Western judiciaries on trial

Western judiciaries are themselves on trial: The world is watching to see how meaningfully and how expeditiously the courts of Europe handle these matters . . .

However, a number of general substantive points can be made concerning the Georgias cases.
The litigant, a Zimbabwean industrialist now serving as a Deputy Minister in the Government of President Robert G. Mugabe, was accused by the British immigration authorities of being “among persons who were engaged in activities that seriously undermine democracy, respect for human rights and the rule of law in Zimbabwe”.

No evidence was cited to support this allegation.  
Indeed, the British authorities  conceded later on that there was no evidence whatsoever that Georgias was engaged personally in such activities.

The main charge against him would appear to have been merely that he was a member of President Mugabe’s Government.
This was seen to be adequate reason for Georgias, an elderly man with major health challenges, to be harassed, harangued and abused at Heathrow airport.  
So far, the British justice system has tragically refused to deal with the fundamental injustice meted out at Heathrow airport: all this in the name presumably of “democracy, human rights and the rule of law”!

Whenever Western governments purport to invoke the high rhetoric of human rights to justify otherwise unsupported foreign policy actions, one is reminded how in the past Christianity was cited by Westerners as the rationale for murdering, enslaving and dispossessing the benighted black, brown and yellow masses of the developing world.

There appears to exist a troubling symbiosis between Western governments and the human rights movement. 
The United States is a case in point.

The United States is often hailed as a potent force for human rights in the world, and African campaigners for democracy and justice often look up to Washington DC for support to resist impunity in their own countries.

It would indeed be difficult meaningfully to discuss human rights, democracy and the rule of law without making some reference to American precedents, writings or practices.
Yet several historians and foreign policy analysts in the US itself have been voicing cogent critiques of the US government in this regard.

Drawing on thousands of declassified documents from the CIA, the National Security Council, the Pentagon, and development agencies, these scholars are showing in blunt detail how Washington’s “security managers” have fashioned human rights into a potent propaganda tool for purposes having little to do with human rights – and everything to do with advancing America’s global reach.

During the Cold War, human rights were dismissed by Washington as “fuzzy minded”.
After the Vietnam war, human rights were cynically adopted in a calculated way as a rationale for US foreign policy engagement.
If one considers such milestones as the fight for Soviet dissidents, Tianianmen Square, and today’s “War on Terror”, one can see exposed how the human rights movement has all too often failed to challenge Washington’s strategies and has instead been exploited for political advantage.

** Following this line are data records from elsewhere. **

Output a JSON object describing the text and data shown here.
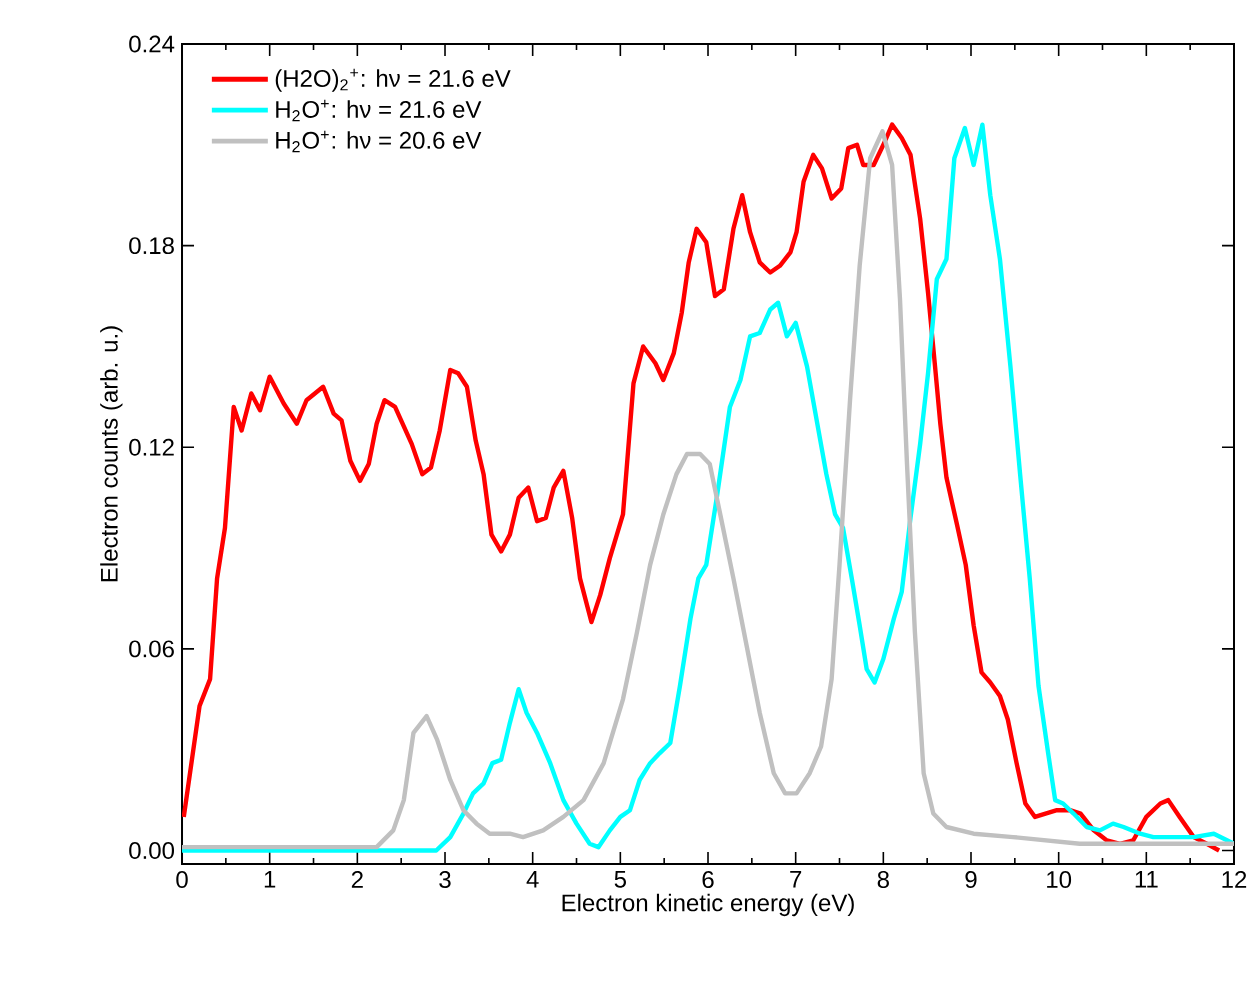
{
  "chart_data": {
    "type": "line",
    "xlabel": "Electron kinetic energy (eV)",
    "ylabel": "Electron counts (arb. u.)",
    "xlim": [
      0,
      12
    ],
    "ylim": [
      -0.004,
      0.24
    ],
    "xticks": [
      0,
      1,
      2,
      3,
      4,
      5,
      6,
      7,
      8,
      9,
      10,
      11,
      12
    ],
    "yticks": [
      {
        "value": 0,
        "label": "0.00"
      },
      {
        "value": 0.06,
        "label": "0.06"
      },
      {
        "value": 0.12,
        "label": "0.12"
      },
      {
        "value": 0.18,
        "label": "0.18"
      },
      {
        "value": 0.24,
        "label": "0.24"
      }
    ],
    "legend": "top left",
    "grid": false,
    "line_style": "solid",
    "series": [
      {
        "name": "(H2O)$_{2}$$^{+}$: hν = 21.6 eV",
        "color": "#ff0000",
        "x": [
          0.02,
          0.2,
          0.32,
          0.4,
          0.49,
          0.59,
          0.68,
          0.79,
          0.89,
          1.0,
          1.16,
          1.31,
          1.42,
          1.61,
          1.73,
          1.82,
          1.92,
          2.03,
          2.13,
          2.22,
          2.31,
          2.43,
          2.62,
          2.74,
          2.84,
          2.94,
          3.06,
          3.15,
          3.25,
          3.35,
          3.44,
          3.53,
          3.64,
          3.74,
          3.84,
          3.95,
          4.05,
          4.15,
          4.24,
          4.35,
          4.45,
          4.54,
          4.67,
          4.77,
          4.88,
          5.03,
          5.15,
          5.26,
          5.4,
          5.49,
          5.61,
          5.7,
          5.78,
          5.87,
          5.98,
          6.08,
          6.18,
          6.29,
          6.39,
          6.48,
          6.59,
          6.71,
          6.82,
          6.94,
          7.01,
          7.09,
          7.2,
          7.3,
          7.41,
          7.52,
          7.6,
          7.7,
          7.77,
          7.89,
          8.0,
          8.1,
          8.21,
          8.31,
          8.42,
          8.51,
          8.59,
          8.65,
          8.72,
          8.84,
          8.94,
          9.03,
          9.12,
          9.22,
          9.33,
          9.42,
          9.52,
          9.62,
          9.73,
          9.85,
          9.98,
          10.13,
          10.25,
          10.4,
          10.55,
          10.7,
          10.85,
          11.0,
          11.16,
          11.25,
          11.38,
          11.54,
          11.69,
          11.83
        ],
        "values": [
          0.01,
          0.043,
          0.051,
          0.081,
          0.096,
          0.132,
          0.125,
          0.136,
          0.131,
          0.141,
          0.133,
          0.127,
          0.134,
          0.138,
          0.13,
          0.128,
          0.116,
          0.11,
          0.115,
          0.127,
          0.134,
          0.132,
          0.121,
          0.112,
          0.114,
          0.125,
          0.143,
          0.142,
          0.138,
          0.122,
          0.112,
          0.094,
          0.089,
          0.094,
          0.105,
          0.108,
          0.098,
          0.099,
          0.108,
          0.113,
          0.099,
          0.081,
          0.068,
          0.076,
          0.087,
          0.1,
          0.139,
          0.15,
          0.145,
          0.14,
          0.148,
          0.16,
          0.175,
          0.185,
          0.181,
          0.165,
          0.167,
          0.185,
          0.195,
          0.184,
          0.175,
          0.172,
          0.174,
          0.178,
          0.184,
          0.199,
          0.207,
          0.203,
          0.194,
          0.197,
          0.209,
          0.21,
          0.204,
          0.204,
          0.21,
          0.216,
          0.212,
          0.207,
          0.188,
          0.166,
          0.144,
          0.127,
          0.111,
          0.097,
          0.085,
          0.067,
          0.053,
          0.05,
          0.046,
          0.039,
          0.026,
          0.014,
          0.01,
          0.011,
          0.012,
          0.012,
          0.011,
          0.006,
          0.003,
          0.002,
          0.003,
          0.01,
          0.014,
          0.015,
          0.01,
          0.004,
          0.002,
          0.0
        ]
      },
      {
        "name": "H$_{2}$O$^{+}$: hν = 21.6 eV",
        "color": "#00ffff",
        "x": [
          0,
          2.9,
          3.06,
          3.21,
          3.32,
          3.44,
          3.54,
          3.64,
          3.74,
          3.84,
          3.93,
          4.05,
          4.2,
          4.35,
          4.5,
          4.65,
          4.75,
          4.88,
          5.0,
          5.11,
          5.22,
          5.34,
          5.45,
          5.57,
          5.68,
          5.8,
          5.89,
          5.98,
          6.1,
          6.25,
          6.37,
          6.48,
          6.59,
          6.71,
          6.8,
          6.9,
          7.0,
          7.13,
          7.24,
          7.35,
          7.45,
          7.54,
          7.64,
          7.73,
          7.81,
          7.9,
          8.0,
          8.12,
          8.21,
          8.31,
          8.42,
          8.51,
          8.61,
          8.72,
          8.81,
          8.93,
          9.03,
          9.13,
          9.22,
          9.33,
          9.45,
          9.56,
          9.67,
          9.77,
          9.88,
          9.96,
          10.05,
          10.17,
          10.32,
          10.47,
          10.62,
          10.74,
          10.93,
          11.08,
          11.31,
          11.54,
          11.77,
          12.0
        ],
        "values": [
          0,
          0,
          0.004,
          0.011,
          0.017,
          0.02,
          0.026,
          0.027,
          0.038,
          0.048,
          0.041,
          0.035,
          0.026,
          0.015,
          0.008,
          0.002,
          0.001,
          0.006,
          0.01,
          0.012,
          0.021,
          0.026,
          0.029,
          0.032,
          0.049,
          0.069,
          0.081,
          0.085,
          0.105,
          0.132,
          0.14,
          0.153,
          0.154,
          0.161,
          0.163,
          0.153,
          0.157,
          0.144,
          0.128,
          0.112,
          0.1,
          0.096,
          0.081,
          0.067,
          0.054,
          0.05,
          0.057,
          0.069,
          0.077,
          0.099,
          0.121,
          0.142,
          0.17,
          0.176,
          0.206,
          0.215,
          0.204,
          0.216,
          0.195,
          0.176,
          0.144,
          0.112,
          0.081,
          0.049,
          0.029,
          0.015,
          0.014,
          0.011,
          0.007,
          0.006,
          0.008,
          0.007,
          0.005,
          0.004,
          0.004,
          0.004,
          0.005,
          0.002
        ]
      },
      {
        "name": "H$_{2}$O$^{+}$: hν = 20.6 eV",
        "color": "#c0c0c0",
        "x": [
          0,
          2.22,
          2.41,
          2.53,
          2.64,
          2.79,
          2.91,
          3.06,
          3.21,
          3.36,
          3.51,
          3.74,
          3.89,
          4.12,
          4.35,
          4.58,
          4.81,
          5.03,
          5.19,
          5.34,
          5.49,
          5.64,
          5.76,
          5.91,
          6.02,
          6.14,
          6.29,
          6.44,
          6.59,
          6.75,
          6.88,
          7.01,
          7.16,
          7.29,
          7.41,
          7.5,
          7.62,
          7.73,
          7.85,
          7.99,
          8.1,
          8.19,
          8.27,
          8.36,
          8.46,
          8.57,
          8.72,
          9.03,
          9.48,
          10.24,
          11.0,
          12.0
        ],
        "values": [
          0.001,
          0.001,
          0.006,
          0.015,
          0.035,
          0.04,
          0.033,
          0.021,
          0.012,
          0.008,
          0.005,
          0.005,
          0.004,
          0.006,
          0.01,
          0.015,
          0.026,
          0.045,
          0.065,
          0.085,
          0.1,
          0.112,
          0.118,
          0.118,
          0.115,
          0.1,
          0.081,
          0.061,
          0.041,
          0.023,
          0.017,
          0.017,
          0.023,
          0.031,
          0.051,
          0.085,
          0.134,
          0.174,
          0.206,
          0.214,
          0.204,
          0.164,
          0.115,
          0.065,
          0.023,
          0.011,
          0.007,
          0.005,
          0.004,
          0.002,
          0.002,
          0.002
        ]
      }
    ]
  }
}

The mantra of “rule of law” has likewise been exploited to promote geo-political objectives having nothing to do with justice.
For example, when Britain was forced to acknowledge the political independence of erstwhile colonial possessions in Africa, such as Zimbabwe, Kenya etc, independence constitutions were cunningly crafted in Whitehall to make it possible for political control to continue to be exercised by London in the guise of judicial independence.

The worthwhile doctrine of judicial independence was cynically co-opted and subverted by Whitehall so as to do the unfinished business of Empire, and in a bid to defeat African independence.

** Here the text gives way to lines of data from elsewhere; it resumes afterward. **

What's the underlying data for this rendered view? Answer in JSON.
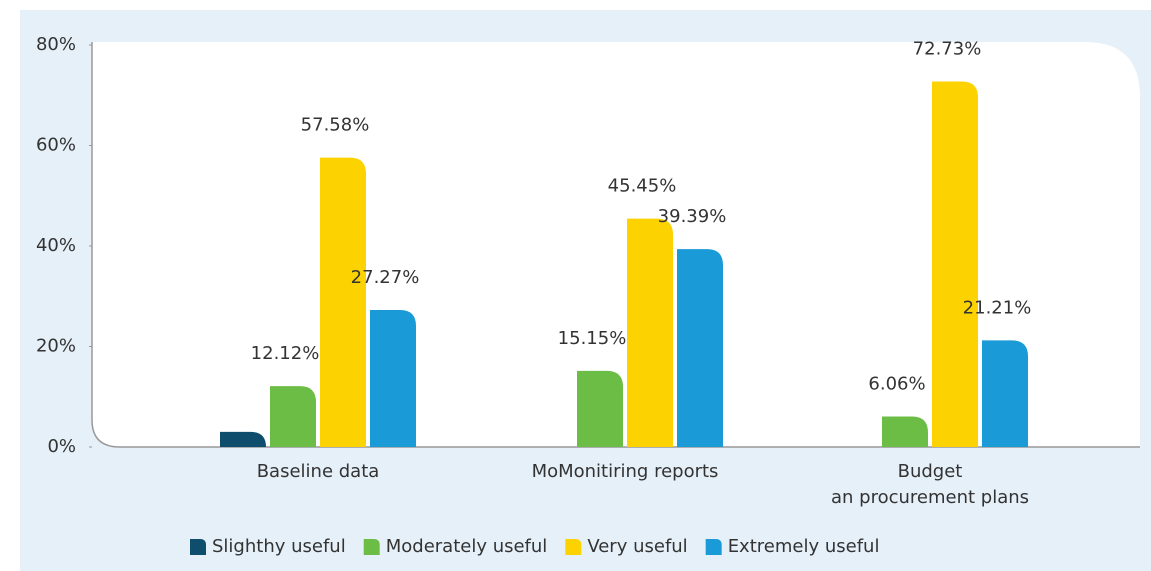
{
  "chart_data": {
    "type": "bar",
    "categories": [
      "Baseline data",
      "MoMonitiring reports",
      "Budget an procurement plans"
    ],
    "series": [
      {
        "name": "Slighthy useful",
        "color": "#0e4d6b",
        "values": [
          3,
          null,
          null
        ],
        "value_labels": [
          null,
          null,
          null
        ]
      },
      {
        "name": "Moderately useful",
        "color": "#6cbd45",
        "values": [
          12.12,
          15.15,
          6.06
        ],
        "value_labels": [
          "12.12%",
          "15.15%",
          "6.06%"
        ]
      },
      {
        "name": "Very useful",
        "color": "#fcd200",
        "values": [
          57.58,
          45.45,
          72.73
        ],
        "value_labels": [
          "57.58%",
          "45.45%",
          "72.73%"
        ]
      },
      {
        "name": "Extremely useful",
        "color": "#1a9ad6",
        "values": [
          27.27,
          39.39,
          21.21
        ],
        "value_labels": [
          "27.27%",
          "39.39%",
          "21.21%"
        ]
      }
    ],
    "ylim": [
      0,
      80
    ],
    "yticks": [
      {
        "value": 0,
        "label": "0%"
      },
      {
        "value": 20,
        "label": "20%"
      },
      {
        "value": 40,
        "label": "40%"
      },
      {
        "value": 60,
        "label": "60%"
      },
      {
        "value": 80,
        "label": "80%"
      }
    ],
    "legend": "bottom"
  }
}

The people of Africa still endure many human rights abuses such as poverty, political impunity, corruption, war etc.
Those people in Africa who desire to fight these abuses should mobilise support primarily from the victims themselves.

Outside the borders of Africa, there are many well-meaning individuals, including some in the West, who may be able to assist the people of Africa in this regard.
The major pitfall to be avoided however is placing exclusive reliance on the support of Western governments or on their formal institutions.

In this regard, one gains the sense that Georgias would have fared better in the courts of Europe had he somehow found a way to enlist the mass support of the people of Zimbabwe, and had he found ways to appeal directly to the conscience of the people of Europe in general and Britain in particular.

As it is, the Georgias cases are too confined to official or professional corridors.
As such, they are vulnerable to manipulation by the hidden hands of the ghosts of the British empire.